How to A/B test Kimi K2.5 vs Kimi K2.6 in production
If you're stuck between the two, run them side-by-side on real traffic. Four steps the Future AGI team uses internally:
- 1. Point your existing OpenAI SDK at
https://gateway.futureagi.com/v1. No code change beyondbase_urland a virtual key. - 2. Mark Kimi K2.5 primary, mirror 20% of traffic to Kimi K2.6 in shadow mode. Both responses are logged; only the primary is served to users.
- 3. Score every shadow response with an evaluator — faithfulness, tool-call correctness, response latency, cost. Built-in evaluators in ai-evaluation cover the common axes.
- 4. Compare cohort-level metrics after two weeks. Switch primary when the candidate wins on what matters to your workload — and stays within your latency budget.
Full walkthrough on the Agent Command Center page.
FAQ — Kimi K2.5 vs Kimi K2.6
Which is cheaper, Kimi K2.5 or Kimi K2.6? ▾
Kimi K2.5 is cheaper by roughly 27% on a blended input + output token mix. Input prices are $0.600/M for Kimi K2.5 versus $0.950/M for Kimi K2.6; output prices are $3.00/M versus $4.00/M. The exact savings depend on your input:output ratio — use the live calculator above to plug in your own request shape.
What is the context window of Kimi K2.5 versus Kimi K2.6? ▾
Kimi K2.5 supports up to 262,144 tokens of context. Kimi K2.6 supports up to 262,144 tokens. Kimi K2.6 has the larger window by a factor of 1.0x, which matters for long-document RAG, multi-turn agent sessions, and tasks that need to keep an entire codebase in working memory.
Do Kimi K2.5 and Kimi K2.6 both support tool calling? ▾
Yes — both Kimi K2.5 and Kimi K2.6 support native function calling. Both also support structured output via JSON schema, so an agent can be ported between them with the same tool definitions.
When should I choose Kimi K2.5 over Kimi K2.6? ▾
You're cost-sensitive at scale — Kimi K2.5 runs ~27% cheaper on a blended in+out token mix, compounding into thousands of dollars per month at production volume.

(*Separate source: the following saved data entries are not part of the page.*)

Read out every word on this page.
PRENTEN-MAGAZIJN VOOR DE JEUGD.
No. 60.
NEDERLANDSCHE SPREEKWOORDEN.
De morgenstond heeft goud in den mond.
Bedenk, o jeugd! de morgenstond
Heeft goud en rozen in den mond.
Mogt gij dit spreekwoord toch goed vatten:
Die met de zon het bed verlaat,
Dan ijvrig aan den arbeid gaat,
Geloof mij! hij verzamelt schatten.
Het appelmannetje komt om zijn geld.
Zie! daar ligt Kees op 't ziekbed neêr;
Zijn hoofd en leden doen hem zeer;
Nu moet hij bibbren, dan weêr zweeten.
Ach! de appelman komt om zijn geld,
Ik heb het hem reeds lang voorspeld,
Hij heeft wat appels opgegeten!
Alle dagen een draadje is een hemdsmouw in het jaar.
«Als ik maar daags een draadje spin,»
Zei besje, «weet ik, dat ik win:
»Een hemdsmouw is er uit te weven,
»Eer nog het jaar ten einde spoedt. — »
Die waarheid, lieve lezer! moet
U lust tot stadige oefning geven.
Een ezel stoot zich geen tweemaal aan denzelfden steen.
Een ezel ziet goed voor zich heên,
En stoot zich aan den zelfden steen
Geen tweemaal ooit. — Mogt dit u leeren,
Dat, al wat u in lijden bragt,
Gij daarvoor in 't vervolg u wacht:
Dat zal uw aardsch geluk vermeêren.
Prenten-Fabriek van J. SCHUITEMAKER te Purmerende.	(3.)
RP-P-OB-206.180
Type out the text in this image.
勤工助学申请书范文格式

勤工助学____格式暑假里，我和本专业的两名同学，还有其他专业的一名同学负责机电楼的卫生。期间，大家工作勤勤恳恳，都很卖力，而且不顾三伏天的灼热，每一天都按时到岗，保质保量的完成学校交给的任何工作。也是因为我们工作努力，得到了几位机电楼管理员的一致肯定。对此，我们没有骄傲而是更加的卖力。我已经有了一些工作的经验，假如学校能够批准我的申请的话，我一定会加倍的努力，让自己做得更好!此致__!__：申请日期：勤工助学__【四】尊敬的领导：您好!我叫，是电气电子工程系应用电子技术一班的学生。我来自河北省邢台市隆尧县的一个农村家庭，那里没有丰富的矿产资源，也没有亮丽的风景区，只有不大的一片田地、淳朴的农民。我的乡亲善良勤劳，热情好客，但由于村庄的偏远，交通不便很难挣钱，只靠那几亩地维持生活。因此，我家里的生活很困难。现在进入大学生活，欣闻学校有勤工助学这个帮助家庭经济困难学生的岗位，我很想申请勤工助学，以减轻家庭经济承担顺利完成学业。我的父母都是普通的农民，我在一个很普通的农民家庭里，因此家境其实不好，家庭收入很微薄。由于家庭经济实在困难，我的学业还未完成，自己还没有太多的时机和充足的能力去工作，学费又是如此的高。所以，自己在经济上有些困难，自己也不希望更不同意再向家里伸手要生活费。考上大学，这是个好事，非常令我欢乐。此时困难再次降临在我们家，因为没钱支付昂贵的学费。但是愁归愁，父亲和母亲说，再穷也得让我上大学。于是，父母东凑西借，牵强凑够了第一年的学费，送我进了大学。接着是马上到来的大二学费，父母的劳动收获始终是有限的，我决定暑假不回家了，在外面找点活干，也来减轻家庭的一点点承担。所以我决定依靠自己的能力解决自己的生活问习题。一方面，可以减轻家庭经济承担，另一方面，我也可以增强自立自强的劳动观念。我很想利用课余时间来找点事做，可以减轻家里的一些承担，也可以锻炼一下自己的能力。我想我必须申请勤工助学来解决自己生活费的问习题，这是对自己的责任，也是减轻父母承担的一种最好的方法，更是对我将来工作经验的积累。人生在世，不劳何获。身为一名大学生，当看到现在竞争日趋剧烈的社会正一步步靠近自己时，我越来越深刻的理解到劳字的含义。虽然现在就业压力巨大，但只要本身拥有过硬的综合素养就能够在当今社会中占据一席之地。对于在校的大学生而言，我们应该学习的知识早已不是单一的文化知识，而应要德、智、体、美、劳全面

When should I choose Kimi K2.6 over Kimi K2.5? ▾
Your tasks involve multi-step planning or math-heavy reasoning — Kimi K2.6 ships a native reasoning mode that explicitly thinks before responding, the other doesn't. On arena-elo, Kimi K2.6 scores 12.0 points higher — if your workload pattern matches that benchmark's task shape, the gap is meaningful.
How do I A/B test Kimi K2.5 against Kimi K2.6 in production? ▾
Route both through an OpenAI-compatible gateway like Future AGI Agent Command Center with shadow mode enabled. Send 100% of traffic to your primary model, mirror 10–20% to the candidate, score every response with an evaluator (faithfulness, tool-call correctness, response time), and compare cohort-level metrics for two weeks. Switch when the candidate wins on the metrics that matter to your workload and stays within your latency budget.